Бабы захохотали, а дядя Коля, переждав их смех, подбавил своего:
— Э, Катерина, нашла кормилицу! Моя Орина, посчитай, годов тридцать уж не доится. Мы с ней давненько отдоились! Ну вот что, бабы, смех смехом, а ведь дело-то серьезное. Плохо без молока и вам, и вашим детишкам — кто ж спорит? А ведь без хлеба — и того хуже.
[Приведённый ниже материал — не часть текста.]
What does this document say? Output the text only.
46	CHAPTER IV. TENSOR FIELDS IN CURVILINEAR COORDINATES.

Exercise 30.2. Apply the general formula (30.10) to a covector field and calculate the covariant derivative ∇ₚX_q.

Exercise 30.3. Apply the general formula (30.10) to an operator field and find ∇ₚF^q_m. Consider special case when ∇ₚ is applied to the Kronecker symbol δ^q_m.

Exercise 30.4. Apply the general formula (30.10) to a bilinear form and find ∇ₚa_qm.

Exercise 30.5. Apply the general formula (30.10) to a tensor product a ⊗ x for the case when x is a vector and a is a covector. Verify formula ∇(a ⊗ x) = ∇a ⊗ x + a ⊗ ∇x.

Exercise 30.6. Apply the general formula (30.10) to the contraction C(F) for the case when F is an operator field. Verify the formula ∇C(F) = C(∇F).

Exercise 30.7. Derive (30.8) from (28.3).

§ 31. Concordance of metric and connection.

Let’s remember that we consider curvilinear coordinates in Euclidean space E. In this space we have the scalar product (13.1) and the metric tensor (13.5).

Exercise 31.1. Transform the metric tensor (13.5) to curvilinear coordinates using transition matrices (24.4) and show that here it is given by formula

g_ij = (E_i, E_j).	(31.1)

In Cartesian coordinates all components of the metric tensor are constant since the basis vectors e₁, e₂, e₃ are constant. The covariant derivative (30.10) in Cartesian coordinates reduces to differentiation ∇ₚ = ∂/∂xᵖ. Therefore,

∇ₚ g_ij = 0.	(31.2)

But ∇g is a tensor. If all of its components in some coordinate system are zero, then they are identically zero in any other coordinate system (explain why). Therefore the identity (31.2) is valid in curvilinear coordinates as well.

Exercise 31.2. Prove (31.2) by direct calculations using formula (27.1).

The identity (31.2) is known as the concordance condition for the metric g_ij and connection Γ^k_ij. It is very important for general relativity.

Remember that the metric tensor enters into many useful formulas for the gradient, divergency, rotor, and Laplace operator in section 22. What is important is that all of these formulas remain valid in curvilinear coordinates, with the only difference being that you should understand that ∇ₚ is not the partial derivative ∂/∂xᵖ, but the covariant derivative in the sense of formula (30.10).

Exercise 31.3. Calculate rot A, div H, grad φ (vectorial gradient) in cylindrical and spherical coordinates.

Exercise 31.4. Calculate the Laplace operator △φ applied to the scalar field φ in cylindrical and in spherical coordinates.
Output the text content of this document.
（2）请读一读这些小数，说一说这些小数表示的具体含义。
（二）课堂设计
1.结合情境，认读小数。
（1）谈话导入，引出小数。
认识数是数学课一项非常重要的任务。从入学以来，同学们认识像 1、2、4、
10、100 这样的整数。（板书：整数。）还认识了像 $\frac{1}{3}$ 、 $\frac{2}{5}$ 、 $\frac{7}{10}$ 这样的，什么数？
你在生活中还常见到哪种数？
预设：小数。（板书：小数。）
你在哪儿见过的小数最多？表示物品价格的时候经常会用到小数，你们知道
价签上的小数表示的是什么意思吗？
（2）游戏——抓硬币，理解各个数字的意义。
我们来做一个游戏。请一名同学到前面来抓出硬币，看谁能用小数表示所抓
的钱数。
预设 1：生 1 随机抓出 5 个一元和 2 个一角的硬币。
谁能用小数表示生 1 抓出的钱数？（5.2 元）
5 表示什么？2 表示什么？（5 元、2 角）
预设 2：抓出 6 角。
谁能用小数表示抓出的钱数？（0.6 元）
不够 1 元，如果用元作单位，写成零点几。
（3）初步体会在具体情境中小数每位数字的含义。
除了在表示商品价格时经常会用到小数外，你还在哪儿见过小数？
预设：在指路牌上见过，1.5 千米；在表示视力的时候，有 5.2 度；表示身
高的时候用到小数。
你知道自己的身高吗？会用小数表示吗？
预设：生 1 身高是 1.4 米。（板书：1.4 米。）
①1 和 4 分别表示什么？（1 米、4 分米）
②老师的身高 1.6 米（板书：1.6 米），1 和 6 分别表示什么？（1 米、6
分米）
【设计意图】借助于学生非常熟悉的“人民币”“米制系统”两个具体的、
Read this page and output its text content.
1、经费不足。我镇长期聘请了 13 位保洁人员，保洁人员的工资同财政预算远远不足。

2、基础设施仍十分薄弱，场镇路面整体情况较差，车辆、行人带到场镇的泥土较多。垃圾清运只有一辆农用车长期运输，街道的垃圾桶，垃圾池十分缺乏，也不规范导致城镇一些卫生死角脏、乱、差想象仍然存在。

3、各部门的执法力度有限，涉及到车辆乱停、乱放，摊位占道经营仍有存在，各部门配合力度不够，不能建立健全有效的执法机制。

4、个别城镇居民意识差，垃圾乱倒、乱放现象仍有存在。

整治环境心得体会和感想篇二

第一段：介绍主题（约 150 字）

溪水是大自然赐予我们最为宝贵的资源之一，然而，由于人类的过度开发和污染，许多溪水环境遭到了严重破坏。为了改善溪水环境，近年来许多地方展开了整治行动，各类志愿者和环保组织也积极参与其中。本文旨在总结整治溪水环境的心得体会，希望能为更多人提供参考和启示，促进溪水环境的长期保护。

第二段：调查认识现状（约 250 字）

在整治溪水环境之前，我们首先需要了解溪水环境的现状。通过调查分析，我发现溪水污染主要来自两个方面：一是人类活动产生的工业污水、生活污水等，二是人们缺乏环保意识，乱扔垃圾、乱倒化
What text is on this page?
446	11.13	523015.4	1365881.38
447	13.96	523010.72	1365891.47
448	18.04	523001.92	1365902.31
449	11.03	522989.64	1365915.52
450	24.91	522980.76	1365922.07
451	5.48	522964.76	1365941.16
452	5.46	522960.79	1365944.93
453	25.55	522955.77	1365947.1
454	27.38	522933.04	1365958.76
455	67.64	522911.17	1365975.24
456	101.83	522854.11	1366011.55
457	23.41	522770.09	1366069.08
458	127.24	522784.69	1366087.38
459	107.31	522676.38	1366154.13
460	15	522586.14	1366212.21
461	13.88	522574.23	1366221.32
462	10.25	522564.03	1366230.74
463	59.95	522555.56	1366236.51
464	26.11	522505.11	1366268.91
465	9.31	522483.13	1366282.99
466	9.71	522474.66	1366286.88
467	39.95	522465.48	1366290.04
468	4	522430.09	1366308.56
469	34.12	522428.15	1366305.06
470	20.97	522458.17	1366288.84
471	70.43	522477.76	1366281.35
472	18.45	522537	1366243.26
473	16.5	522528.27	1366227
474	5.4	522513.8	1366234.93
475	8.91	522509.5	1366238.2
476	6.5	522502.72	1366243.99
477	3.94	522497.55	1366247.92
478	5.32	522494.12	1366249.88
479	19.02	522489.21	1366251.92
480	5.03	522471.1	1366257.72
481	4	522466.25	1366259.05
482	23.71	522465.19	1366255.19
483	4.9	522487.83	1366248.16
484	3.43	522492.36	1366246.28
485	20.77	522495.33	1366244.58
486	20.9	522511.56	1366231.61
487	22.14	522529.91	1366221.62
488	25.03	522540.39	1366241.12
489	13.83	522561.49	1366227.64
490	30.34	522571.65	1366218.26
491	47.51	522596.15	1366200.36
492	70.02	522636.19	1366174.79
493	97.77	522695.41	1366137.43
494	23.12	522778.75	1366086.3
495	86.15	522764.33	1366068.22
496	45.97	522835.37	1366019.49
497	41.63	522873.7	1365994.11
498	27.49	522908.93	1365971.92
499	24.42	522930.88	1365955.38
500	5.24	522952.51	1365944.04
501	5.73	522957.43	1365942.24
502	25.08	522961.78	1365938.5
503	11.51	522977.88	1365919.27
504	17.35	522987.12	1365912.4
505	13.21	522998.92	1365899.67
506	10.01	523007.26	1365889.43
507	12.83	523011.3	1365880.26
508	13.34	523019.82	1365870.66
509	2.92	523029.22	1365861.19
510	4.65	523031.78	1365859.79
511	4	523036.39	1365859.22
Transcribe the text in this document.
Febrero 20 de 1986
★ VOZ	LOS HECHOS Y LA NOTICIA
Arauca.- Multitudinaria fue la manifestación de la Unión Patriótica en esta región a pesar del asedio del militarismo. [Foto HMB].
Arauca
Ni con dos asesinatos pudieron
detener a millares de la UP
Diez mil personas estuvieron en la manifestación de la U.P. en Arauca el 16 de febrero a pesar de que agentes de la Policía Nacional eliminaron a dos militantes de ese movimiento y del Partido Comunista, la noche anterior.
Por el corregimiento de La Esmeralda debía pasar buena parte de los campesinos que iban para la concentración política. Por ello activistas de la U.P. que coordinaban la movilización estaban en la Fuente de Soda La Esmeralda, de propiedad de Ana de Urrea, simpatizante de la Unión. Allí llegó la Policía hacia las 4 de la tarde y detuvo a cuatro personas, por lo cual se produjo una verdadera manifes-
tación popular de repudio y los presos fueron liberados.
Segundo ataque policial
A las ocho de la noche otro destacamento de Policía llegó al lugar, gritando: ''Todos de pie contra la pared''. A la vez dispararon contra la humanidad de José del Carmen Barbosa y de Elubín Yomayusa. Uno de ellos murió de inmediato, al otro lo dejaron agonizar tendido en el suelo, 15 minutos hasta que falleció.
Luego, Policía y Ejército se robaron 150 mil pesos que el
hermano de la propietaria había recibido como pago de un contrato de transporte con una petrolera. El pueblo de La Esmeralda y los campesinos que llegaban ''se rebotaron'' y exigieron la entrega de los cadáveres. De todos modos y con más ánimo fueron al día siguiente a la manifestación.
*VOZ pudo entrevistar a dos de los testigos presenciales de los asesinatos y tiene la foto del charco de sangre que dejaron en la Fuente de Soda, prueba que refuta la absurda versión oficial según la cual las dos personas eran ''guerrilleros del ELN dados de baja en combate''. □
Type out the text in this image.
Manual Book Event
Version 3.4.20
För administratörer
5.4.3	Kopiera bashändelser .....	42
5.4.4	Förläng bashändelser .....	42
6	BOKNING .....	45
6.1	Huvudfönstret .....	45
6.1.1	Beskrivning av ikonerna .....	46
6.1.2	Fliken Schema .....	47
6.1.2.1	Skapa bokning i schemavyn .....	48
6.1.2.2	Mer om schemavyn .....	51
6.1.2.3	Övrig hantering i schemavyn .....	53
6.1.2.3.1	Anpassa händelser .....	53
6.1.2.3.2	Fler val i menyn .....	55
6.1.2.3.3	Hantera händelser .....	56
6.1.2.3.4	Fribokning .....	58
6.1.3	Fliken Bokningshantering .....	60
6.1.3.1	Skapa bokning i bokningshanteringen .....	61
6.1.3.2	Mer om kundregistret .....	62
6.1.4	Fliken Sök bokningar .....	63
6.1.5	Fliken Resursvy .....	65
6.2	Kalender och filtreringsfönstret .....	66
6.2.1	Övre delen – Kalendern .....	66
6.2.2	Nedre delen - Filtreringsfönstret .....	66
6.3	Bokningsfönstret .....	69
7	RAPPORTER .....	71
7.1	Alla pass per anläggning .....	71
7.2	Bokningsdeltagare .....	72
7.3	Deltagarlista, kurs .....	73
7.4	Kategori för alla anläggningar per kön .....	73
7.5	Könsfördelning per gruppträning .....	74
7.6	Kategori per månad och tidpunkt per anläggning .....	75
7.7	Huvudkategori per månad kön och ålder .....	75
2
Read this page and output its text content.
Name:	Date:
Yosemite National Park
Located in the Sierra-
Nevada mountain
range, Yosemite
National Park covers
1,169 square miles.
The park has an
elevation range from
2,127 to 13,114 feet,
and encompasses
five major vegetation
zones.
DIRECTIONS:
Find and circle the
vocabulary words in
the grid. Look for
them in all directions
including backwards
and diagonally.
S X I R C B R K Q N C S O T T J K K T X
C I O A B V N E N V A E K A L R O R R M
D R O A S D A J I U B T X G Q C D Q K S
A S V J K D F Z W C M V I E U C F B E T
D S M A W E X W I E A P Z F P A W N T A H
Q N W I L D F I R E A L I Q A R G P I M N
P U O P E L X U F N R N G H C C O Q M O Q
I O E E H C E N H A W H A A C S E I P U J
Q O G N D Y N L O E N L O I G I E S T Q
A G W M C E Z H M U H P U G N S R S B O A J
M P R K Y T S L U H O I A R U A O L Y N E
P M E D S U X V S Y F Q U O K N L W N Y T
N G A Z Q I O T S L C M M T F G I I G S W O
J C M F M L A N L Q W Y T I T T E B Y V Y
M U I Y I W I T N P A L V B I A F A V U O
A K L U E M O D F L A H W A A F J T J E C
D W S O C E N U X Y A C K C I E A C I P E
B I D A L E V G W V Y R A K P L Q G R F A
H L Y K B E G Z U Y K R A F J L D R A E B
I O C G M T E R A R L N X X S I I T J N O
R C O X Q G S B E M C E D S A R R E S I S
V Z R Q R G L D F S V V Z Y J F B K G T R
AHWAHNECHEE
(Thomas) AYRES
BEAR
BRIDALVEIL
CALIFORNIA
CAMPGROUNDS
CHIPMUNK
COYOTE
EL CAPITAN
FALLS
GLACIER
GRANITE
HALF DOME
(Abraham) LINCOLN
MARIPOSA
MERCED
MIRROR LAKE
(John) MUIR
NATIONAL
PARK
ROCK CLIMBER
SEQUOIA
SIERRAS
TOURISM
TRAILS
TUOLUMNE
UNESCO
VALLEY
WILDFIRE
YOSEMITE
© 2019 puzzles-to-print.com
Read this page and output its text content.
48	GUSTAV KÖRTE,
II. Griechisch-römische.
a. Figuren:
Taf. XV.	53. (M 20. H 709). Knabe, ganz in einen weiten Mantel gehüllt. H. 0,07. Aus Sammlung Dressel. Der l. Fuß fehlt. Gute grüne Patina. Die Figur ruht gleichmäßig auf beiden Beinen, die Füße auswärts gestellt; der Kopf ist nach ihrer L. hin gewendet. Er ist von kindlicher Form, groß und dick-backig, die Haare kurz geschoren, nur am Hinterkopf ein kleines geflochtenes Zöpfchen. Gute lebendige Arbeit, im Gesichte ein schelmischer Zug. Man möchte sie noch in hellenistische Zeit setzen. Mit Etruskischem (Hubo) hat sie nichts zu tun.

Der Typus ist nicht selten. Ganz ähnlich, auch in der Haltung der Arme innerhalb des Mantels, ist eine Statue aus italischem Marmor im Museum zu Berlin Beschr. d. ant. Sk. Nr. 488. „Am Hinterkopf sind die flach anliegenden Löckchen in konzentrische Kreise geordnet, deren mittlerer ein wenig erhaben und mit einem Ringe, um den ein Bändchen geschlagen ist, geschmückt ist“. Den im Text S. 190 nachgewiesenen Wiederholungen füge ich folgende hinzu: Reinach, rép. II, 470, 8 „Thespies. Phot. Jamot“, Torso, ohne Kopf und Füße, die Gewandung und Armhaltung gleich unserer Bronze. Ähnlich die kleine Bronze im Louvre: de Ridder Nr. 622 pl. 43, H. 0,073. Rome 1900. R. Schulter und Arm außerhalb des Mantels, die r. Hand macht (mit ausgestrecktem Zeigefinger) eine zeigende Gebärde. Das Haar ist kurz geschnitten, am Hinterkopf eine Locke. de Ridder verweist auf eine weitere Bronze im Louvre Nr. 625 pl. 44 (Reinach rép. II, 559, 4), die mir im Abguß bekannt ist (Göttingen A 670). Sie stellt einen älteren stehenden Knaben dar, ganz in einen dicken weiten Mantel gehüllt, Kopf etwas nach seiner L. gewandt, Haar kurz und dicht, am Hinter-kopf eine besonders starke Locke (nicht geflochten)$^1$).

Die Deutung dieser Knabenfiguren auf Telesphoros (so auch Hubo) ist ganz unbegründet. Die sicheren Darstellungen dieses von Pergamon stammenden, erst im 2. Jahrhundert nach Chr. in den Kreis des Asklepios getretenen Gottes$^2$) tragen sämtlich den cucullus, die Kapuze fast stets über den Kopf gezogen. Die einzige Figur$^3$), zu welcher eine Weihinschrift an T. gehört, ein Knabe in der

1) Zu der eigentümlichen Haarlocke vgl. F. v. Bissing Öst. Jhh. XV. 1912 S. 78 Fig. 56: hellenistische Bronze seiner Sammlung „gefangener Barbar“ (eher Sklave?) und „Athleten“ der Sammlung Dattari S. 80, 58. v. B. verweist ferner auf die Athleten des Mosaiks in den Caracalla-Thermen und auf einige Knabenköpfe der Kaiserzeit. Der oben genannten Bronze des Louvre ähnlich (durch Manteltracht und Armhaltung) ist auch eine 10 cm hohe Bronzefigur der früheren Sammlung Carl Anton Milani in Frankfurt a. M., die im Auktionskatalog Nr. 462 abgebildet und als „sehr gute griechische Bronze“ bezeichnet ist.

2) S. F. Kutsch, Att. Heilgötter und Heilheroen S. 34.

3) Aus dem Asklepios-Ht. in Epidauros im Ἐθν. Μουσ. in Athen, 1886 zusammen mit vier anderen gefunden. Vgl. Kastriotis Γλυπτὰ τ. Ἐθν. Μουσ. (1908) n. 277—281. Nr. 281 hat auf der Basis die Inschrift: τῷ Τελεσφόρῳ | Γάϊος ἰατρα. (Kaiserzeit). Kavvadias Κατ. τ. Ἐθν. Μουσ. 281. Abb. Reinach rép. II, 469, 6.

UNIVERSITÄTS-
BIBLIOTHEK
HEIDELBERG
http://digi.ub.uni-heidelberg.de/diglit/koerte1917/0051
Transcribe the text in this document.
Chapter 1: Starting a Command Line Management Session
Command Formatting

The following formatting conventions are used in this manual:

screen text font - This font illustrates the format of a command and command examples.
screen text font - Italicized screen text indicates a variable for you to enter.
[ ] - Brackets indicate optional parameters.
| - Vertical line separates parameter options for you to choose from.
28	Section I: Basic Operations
— Мы и так его не видим, хлеба. В прошлом годе дали по сто грамм отходов на трудодень, а ныне, видно, и их не получим, — не сдавалась Катерина, — вся надежда на корову да на свой огород. А ты…
— Что я? — гневно перебил дядя Коля, весь он сделался вдруг злым и колючим, и женщинам даже показалось, что жесткие редкие седые волосы на большой круглой его голове встали дыбом, взъерошились, ощетинились. Повторил свой вопрос еще свирепее: — Что я! Может, скажете, о себе дядя Коля душой мается, свою корысть блюдет, а?! А кто ваших мужей и сыновей, какие на войне теперь, кормить, обувать да одевать будет? Кто, я тебя спрашиваю, Катерина?!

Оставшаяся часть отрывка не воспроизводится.